I am sitting our lounge in front of the fire; the flatties have mentioned something about it’s being ‘too warm’ in here but I have had—wearing yoga pants, two long-sleeved shirts, a pink fur-lined hoodie, and pink fur-lined slipper boots—to disabuse them of the notion that there can ever be such a thing as ‘too warm.’ One of them came back with experiences involving being too warm in both Mexico and Singapore, but I didn’t really pay attention because I was busy daydreaming about a time when I might again not have to wear multiple layers of clothes inside a building. Winter’s here, definitely, absolutely, unavoidably, and all I can think about it bundling up and hunkering down.
This is my fourth Wellington winter. They’re all the same, I guess: too wet and too windy and too long and too much. Winters everywhere always are, I guess, and I know I should be used to it by now, but I’ve fallen right back into complaining twenty-four hours a day about how cold I am and being unable to talk about nothing else other than electric blankets and merino sweaters and double-glazing and thick blankets and mugs of hot soup. My Facebook status updates are concerned with no other topic, and it’s only June; it’s months and months to go before my skin goes back to its real color and we transition from day tonight via the smooth mellow of evening.

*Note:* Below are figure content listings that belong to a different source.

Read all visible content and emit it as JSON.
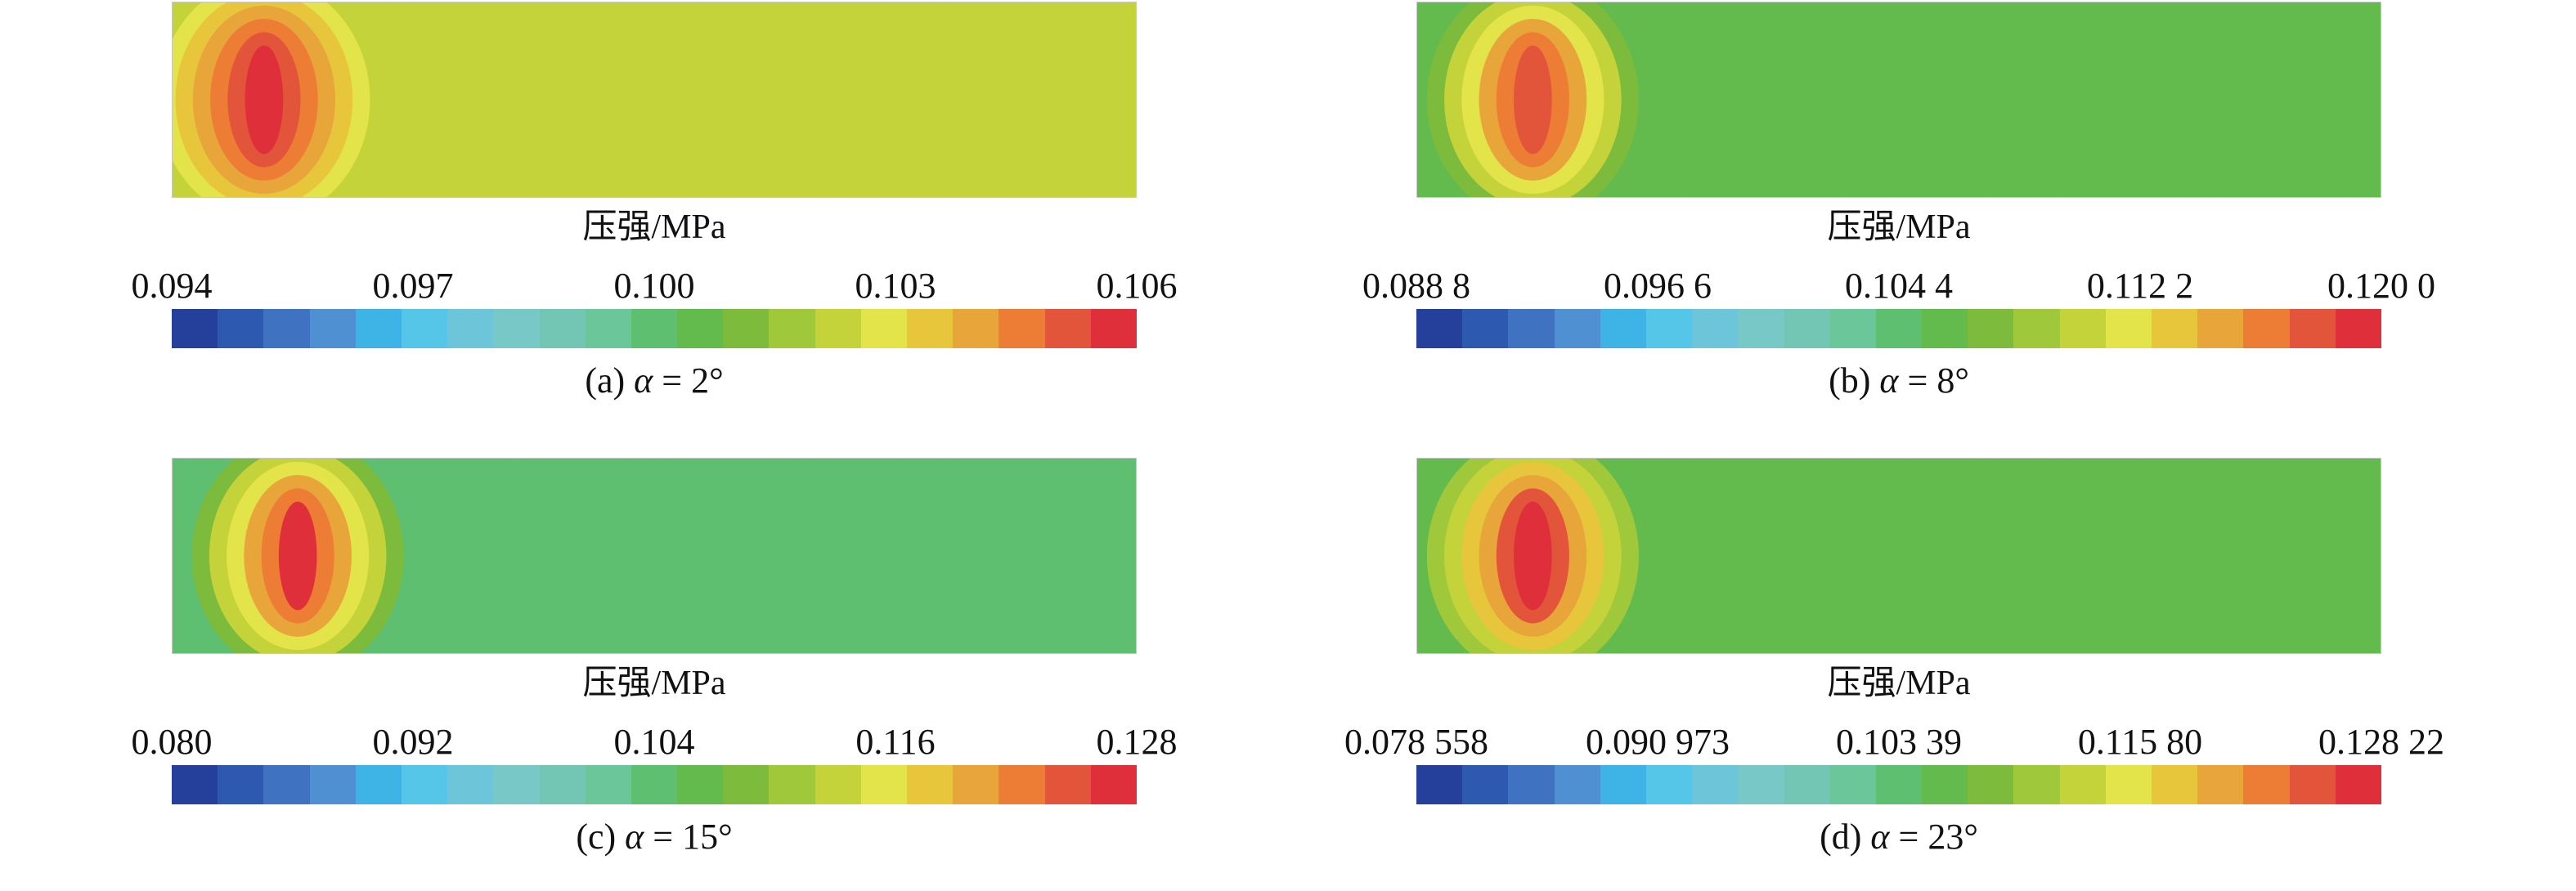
{
  "colorbar_colors": [
    "#25409a",
    "#2e59b0",
    "#3f73c2",
    "#4f90d2",
    "#3eb3e6",
    "#55c6e8",
    "#6cc5d8",
    "#78c8c7",
    "#73c6b4",
    "#6bc69a",
    "#5fbf70",
    "#62bb4c",
    "#7dbb3c",
    "#a0c83b",
    "#c3d339",
    "#e3e34a",
    "#e8c63b",
    "#e8a53a",
    "#ed7c34",
    "#e2553b",
    "#df2f3a"
  ],
  "chart_data": [
    {
      "type": "heatmap",
      "colorbar_title": "压强/MPa",
      "ticks": [
        "0.094",
        "0.097",
        "0.100",
        "0.103",
        "0.106"
      ],
      "vmin": 0.094,
      "vmax": 0.106,
      "caption_prefix": "(a) ",
      "caption_alpha": "α",
      "caption_suffix": " = 2°",
      "alpha_deg": 2,
      "background_value": 0.1022,
      "hotspot_peak_value": 0.1056,
      "hotspot_center_fraction": 0.095
    },
    {
      "type": "heatmap",
      "colorbar_title": "压强/MPa",
      "ticks": [
        "0.088 8",
        "0.096 6",
        "0.104 4",
        "0.112 2",
        "0.120 0"
      ],
      "vmin": 0.0888,
      "vmax": 0.12,
      "caption_prefix": "(b) ",
      "caption_alpha": "α",
      "caption_suffix": " = 8°",
      "alpha_deg": 8,
      "background_value": 0.1055,
      "hotspot_peak_value": 0.1185,
      "hotspot_center_fraction": 0.12
    },
    {
      "type": "heatmap",
      "colorbar_title": "压强/MPa",
      "ticks": [
        "0.080",
        "0.092",
        "0.104",
        "0.116",
        "0.128"
      ],
      "vmin": 0.08,
      "vmax": 0.128,
      "caption_prefix": "(c) ",
      "caption_alpha": "α",
      "caption_suffix": " = 15°",
      "alpha_deg": 15,
      "background_value": 0.1045,
      "hotspot_peak_value": 0.1262,
      "hotspot_center_fraction": 0.13
    },
    {
      "type": "heatmap",
      "colorbar_title": "压强/MPa",
      "ticks": [
        "0.078 558",
        "0.090 973",
        "0.103 39",
        "0.115 80",
        "0.128 22"
      ],
      "vmin": 0.078558,
      "vmax": 0.12822,
      "caption_prefix": "(d) ",
      "caption_alpha": "α",
      "caption_suffix": " = 23°",
      "alpha_deg": 23,
      "background_value": 0.1048,
      "hotspot_peak_value": 0.1278,
      "hotspot_center_fraction": 0.12
    }
  ]
}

Everyone hibernates this time of year, I guess, everyone puts on an extra insulating kilo or two. I’ve been super social the last couple of months, booking out a minimum of two weekends in advance, but all of a sudden the clouds have dropped down and the hail has pattered against the window and all I can think about is trying to stay warm and cosy and comfortable. I don’t want anything new or difficult or strange, I just want to wrap myself up and sink down into the flannel sheets amongst the hot water bottles, listening and watching and reading all my old loves, my sure and certain distractions. The friends are so friendly and the parties are so fun, but I find myself sighing, a little, as I look up the bus schedule and pull on my gloves. I think of tea and bickies and pajamas in the middle of salsa dancing. Even my mind and heart are shrinking down, shivering, under my huddled shoulders and above my pulled-up knees, staying out from under the weather and closing in from the outside. I put another log on the fire and sip my tea, regulating my internal temperature, trying to stay warm.